It is sad that this first post of the year is about the brutal killing of a young woman in New Delhi. However, a saying attributed to Buddha states that: “[t]here are only two mistakes one can make along the road to truth; not going all the way, and not starting.” We better start recognizing fairly quickly the obvious truth that we, as a society are failing women, and that we have a moral and legal obligation to do better.
As the world knows, on Dec. 16, a 23-year-old woman and her male friend were returning home after watching a movie at a mall in southwest Delhi. After they boarded what seemed to be a passenger bus, the six men inside gang-raped and tortured the woman so brutally that her intestines were destroyed. The attackers also severely beat up the woman’s friend and threw them both from the vehicle, leaving her near death, and her friend with severe injuries. On Saturday morning, 13 days after she was brutalized, she died of multiple organ failure.
Shortly after the attack, tens of thousands of people took to the streets and faced down police officers, tear gas and water cannons to express their outrage. It was the most vocal protest against sexual assault and rape in India to date, and it set off nationwide demonstrations. The protesters took to the streets outraged about the lack of legal protection for women’s rights in the largest democracy in the world.
Although India has laws against rape; seats reserved for women in buses, female officers; and special police help lines, these measures have proven ineffective in the face of a patriarchal and misogynistic culture. It is a culture that believes that the worst aspect of rape is the defilement of the victim, who will no longer be able to find a man to marry her, and where the solution is often for the victim to marry the rapist. The rapists are obviously at fault in these cases, but those who blame women who are victims of rape, or do nothing to protect them, are accomplices in the victimization.
In 2012, of the more than 600 rape cases reported in Delhi, only one led to a conviction. Police officers, politicians, diplomats, heads of States, and regular people in the street who turn the other way are contributing to the problem.
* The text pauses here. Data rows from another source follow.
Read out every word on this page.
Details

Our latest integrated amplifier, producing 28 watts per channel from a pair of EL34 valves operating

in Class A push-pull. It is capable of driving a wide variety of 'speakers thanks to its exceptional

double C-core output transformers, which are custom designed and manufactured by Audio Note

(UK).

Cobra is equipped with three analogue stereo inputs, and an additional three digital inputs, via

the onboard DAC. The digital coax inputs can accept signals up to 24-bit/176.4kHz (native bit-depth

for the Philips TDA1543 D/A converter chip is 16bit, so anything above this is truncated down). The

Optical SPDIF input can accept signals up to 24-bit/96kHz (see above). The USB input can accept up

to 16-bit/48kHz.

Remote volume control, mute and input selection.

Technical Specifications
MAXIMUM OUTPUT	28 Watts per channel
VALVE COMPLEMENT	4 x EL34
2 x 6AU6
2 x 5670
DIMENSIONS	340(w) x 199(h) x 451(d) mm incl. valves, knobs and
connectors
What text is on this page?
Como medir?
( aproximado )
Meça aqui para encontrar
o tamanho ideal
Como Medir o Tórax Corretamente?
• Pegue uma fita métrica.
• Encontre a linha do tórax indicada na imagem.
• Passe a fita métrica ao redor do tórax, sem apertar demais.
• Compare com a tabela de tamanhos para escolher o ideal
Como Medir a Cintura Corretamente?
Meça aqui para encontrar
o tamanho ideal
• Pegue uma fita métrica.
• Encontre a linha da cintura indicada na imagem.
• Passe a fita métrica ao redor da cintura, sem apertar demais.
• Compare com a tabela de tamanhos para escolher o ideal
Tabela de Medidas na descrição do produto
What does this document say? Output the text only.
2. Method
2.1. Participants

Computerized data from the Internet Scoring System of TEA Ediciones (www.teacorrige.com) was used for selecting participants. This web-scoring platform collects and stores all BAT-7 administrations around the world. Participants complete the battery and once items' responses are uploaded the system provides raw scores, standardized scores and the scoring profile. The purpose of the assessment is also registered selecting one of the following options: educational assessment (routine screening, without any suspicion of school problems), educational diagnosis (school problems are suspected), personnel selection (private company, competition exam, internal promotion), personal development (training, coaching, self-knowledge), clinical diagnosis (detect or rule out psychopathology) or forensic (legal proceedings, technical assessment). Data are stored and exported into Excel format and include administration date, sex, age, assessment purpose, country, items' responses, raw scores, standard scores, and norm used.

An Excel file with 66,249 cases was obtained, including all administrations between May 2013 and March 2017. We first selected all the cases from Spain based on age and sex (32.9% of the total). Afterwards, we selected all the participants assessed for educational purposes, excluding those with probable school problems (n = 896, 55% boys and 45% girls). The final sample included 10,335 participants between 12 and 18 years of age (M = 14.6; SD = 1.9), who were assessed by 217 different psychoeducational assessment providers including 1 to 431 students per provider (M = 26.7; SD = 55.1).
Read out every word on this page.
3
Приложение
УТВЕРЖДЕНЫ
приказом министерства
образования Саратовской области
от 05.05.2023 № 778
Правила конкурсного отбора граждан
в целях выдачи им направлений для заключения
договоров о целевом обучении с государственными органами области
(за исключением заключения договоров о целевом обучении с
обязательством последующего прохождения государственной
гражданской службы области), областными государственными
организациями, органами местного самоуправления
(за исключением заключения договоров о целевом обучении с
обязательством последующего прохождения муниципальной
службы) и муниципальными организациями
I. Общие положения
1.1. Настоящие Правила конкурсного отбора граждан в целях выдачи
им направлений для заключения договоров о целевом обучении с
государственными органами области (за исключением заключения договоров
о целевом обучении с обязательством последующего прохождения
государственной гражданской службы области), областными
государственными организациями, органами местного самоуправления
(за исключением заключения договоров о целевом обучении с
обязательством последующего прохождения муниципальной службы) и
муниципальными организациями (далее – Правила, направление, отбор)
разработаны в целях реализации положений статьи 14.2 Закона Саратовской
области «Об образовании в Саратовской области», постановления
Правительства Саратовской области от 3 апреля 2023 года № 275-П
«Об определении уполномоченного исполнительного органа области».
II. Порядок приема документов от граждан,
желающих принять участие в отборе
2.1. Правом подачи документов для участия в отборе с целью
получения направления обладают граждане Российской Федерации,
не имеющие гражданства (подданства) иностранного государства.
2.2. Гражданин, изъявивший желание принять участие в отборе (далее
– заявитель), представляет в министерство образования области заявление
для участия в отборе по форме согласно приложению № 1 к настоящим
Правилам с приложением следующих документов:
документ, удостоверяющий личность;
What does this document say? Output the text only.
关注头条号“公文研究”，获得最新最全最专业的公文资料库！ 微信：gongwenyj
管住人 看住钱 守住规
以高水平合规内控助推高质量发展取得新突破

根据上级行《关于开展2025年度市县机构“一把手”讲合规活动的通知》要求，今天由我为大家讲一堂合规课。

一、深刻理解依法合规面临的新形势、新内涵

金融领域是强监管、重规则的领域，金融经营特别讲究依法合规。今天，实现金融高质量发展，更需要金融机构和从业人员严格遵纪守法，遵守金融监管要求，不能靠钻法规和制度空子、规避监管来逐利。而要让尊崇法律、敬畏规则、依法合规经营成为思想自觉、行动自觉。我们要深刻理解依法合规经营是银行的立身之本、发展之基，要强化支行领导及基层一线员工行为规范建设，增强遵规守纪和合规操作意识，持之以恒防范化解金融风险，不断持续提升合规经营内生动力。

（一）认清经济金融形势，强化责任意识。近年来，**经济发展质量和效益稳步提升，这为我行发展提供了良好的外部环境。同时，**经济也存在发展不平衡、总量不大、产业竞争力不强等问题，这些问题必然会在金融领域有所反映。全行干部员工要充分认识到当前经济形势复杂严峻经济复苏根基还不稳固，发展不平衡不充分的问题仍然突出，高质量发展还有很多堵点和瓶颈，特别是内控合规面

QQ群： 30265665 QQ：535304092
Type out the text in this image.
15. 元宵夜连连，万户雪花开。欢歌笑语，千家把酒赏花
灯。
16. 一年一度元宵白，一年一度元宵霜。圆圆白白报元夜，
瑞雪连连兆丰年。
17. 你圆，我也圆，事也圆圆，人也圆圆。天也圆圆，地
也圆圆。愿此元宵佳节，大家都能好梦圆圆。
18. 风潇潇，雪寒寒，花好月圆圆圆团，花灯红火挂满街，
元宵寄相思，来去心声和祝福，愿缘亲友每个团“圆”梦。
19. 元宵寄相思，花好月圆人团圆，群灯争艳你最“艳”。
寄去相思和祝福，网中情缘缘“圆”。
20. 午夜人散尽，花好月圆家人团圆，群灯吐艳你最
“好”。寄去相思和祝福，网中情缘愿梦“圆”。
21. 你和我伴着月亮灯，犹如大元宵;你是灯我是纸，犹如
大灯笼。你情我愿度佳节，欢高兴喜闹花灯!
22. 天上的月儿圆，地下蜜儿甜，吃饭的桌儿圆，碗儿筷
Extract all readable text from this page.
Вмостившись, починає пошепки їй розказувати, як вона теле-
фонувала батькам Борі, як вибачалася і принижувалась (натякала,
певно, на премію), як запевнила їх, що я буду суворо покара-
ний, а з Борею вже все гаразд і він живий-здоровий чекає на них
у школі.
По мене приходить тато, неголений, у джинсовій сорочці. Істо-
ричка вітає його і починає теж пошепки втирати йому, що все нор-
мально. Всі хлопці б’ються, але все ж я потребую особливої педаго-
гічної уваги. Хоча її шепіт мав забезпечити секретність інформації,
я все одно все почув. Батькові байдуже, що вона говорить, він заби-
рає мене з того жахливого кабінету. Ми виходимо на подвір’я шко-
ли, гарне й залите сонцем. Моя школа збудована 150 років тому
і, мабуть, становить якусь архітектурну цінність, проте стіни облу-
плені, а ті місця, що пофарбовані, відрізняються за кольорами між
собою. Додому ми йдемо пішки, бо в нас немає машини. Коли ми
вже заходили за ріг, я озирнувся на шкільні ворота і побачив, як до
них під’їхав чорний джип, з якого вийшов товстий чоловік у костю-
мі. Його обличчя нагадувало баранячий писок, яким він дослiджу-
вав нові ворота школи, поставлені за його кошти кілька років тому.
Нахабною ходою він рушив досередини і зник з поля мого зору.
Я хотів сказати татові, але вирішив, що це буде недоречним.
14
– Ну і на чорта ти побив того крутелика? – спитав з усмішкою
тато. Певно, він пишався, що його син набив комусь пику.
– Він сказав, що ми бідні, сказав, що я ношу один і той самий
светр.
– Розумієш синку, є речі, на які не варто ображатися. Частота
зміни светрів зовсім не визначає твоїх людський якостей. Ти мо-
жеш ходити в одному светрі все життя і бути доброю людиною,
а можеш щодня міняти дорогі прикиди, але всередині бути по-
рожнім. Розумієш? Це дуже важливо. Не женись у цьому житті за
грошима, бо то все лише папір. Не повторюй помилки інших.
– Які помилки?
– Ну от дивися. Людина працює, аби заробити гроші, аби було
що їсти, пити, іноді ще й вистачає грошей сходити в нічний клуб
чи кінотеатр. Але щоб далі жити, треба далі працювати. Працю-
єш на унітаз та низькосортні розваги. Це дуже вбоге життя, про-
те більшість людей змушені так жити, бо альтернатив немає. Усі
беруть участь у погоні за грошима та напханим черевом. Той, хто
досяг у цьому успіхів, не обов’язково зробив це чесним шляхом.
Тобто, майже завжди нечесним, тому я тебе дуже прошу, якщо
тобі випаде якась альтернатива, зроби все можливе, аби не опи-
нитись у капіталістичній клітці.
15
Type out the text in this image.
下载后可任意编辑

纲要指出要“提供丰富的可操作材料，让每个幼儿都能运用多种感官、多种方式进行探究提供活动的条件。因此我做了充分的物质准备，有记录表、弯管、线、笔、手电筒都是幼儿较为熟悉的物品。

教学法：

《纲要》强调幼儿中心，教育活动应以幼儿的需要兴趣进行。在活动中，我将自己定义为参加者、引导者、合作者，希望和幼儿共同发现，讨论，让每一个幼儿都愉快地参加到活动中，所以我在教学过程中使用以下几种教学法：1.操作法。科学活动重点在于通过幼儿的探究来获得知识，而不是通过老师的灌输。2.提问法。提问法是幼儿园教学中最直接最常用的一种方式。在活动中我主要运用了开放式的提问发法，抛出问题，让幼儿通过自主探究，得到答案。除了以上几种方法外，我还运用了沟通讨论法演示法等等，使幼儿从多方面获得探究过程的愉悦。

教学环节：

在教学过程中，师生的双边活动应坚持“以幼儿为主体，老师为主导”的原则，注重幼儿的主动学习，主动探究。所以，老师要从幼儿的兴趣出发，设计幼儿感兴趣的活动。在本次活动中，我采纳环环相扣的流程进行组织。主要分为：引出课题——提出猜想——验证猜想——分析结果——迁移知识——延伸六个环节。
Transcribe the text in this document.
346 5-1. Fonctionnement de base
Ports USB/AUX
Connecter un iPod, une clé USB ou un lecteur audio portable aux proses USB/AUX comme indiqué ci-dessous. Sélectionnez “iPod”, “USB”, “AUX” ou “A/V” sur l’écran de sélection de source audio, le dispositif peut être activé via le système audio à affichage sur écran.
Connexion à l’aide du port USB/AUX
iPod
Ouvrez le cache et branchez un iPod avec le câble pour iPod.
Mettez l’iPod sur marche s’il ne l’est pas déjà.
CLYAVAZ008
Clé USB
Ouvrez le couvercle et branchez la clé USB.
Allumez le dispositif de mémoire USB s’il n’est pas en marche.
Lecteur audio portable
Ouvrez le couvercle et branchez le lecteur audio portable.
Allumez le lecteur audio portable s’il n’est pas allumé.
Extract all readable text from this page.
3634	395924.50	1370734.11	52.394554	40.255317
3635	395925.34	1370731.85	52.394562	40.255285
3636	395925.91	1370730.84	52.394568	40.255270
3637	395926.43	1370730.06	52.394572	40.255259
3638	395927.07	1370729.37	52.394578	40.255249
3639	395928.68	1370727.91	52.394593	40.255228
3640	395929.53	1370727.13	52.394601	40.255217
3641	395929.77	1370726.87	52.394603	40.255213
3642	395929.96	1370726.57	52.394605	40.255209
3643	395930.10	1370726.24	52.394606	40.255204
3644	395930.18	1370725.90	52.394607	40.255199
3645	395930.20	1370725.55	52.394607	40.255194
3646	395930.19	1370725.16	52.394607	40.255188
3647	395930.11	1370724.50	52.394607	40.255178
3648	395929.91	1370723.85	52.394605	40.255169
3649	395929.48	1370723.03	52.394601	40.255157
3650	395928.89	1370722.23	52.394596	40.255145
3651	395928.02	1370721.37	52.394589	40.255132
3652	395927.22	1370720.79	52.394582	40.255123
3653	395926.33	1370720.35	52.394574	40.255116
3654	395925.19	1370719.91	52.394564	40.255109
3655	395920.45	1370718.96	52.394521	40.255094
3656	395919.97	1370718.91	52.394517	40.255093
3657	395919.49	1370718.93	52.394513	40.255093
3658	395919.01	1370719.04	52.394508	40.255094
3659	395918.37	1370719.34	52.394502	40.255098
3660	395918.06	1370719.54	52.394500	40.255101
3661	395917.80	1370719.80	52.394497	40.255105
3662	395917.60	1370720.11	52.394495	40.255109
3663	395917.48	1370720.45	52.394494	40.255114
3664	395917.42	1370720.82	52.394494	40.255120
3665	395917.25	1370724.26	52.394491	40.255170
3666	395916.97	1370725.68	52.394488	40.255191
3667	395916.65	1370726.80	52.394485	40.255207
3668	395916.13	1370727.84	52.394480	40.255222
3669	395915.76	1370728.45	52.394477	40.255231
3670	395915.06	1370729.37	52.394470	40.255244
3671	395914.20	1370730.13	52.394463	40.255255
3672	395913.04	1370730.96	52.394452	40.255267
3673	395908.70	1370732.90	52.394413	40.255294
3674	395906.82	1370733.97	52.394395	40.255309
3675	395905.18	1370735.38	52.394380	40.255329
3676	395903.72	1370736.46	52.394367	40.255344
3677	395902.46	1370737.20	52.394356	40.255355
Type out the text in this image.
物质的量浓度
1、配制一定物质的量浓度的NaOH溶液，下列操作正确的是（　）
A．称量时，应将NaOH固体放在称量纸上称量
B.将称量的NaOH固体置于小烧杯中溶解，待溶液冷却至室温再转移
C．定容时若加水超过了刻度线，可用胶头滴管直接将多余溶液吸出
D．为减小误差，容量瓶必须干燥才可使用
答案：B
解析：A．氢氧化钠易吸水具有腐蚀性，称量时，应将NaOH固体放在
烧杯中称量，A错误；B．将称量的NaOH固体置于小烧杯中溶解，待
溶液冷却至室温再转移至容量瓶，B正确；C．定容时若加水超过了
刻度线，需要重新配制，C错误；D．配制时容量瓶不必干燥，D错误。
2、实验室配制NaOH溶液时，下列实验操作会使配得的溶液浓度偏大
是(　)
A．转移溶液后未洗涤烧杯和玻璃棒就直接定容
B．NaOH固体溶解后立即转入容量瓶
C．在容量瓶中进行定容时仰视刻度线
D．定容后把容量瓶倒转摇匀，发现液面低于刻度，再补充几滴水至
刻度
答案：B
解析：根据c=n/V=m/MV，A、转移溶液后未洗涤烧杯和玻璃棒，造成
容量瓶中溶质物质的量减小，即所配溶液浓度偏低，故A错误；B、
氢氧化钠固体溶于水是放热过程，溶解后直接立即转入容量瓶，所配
Victims often believe they will not receive justice, and that they will be shunned if they report the rape; and the lack of convictions for rape support their belief. Rapists do not fear the consequences of their actions, because often their actions carry no consequences.
The volume of protests in public and in the media has made clear that the attack was a turning point and hopefully this horrendous tragedy will lead to more stringent laws that protect women. In Geneva, Navi Pillay, the U.N. Commissioner on Human Rights, called Monday for fundamental change in India: “Let us hope that 2013 will be the year the tide is turned on violence against women in India and all women can walk free without fear. … The public is demanding a transformation in systems that discriminate against women to a culture that respects the dignity of women in law and practice,” said Pillay.
I call for fundamental change not just in India but also everywhere in the world in the protection and respect for the victims of rape and other gender violence. I hope that this tragedy will be a catalyst for change in women rights around that world and that what the victim of this horrible crime had to endure serves to prevent further suffering for other women.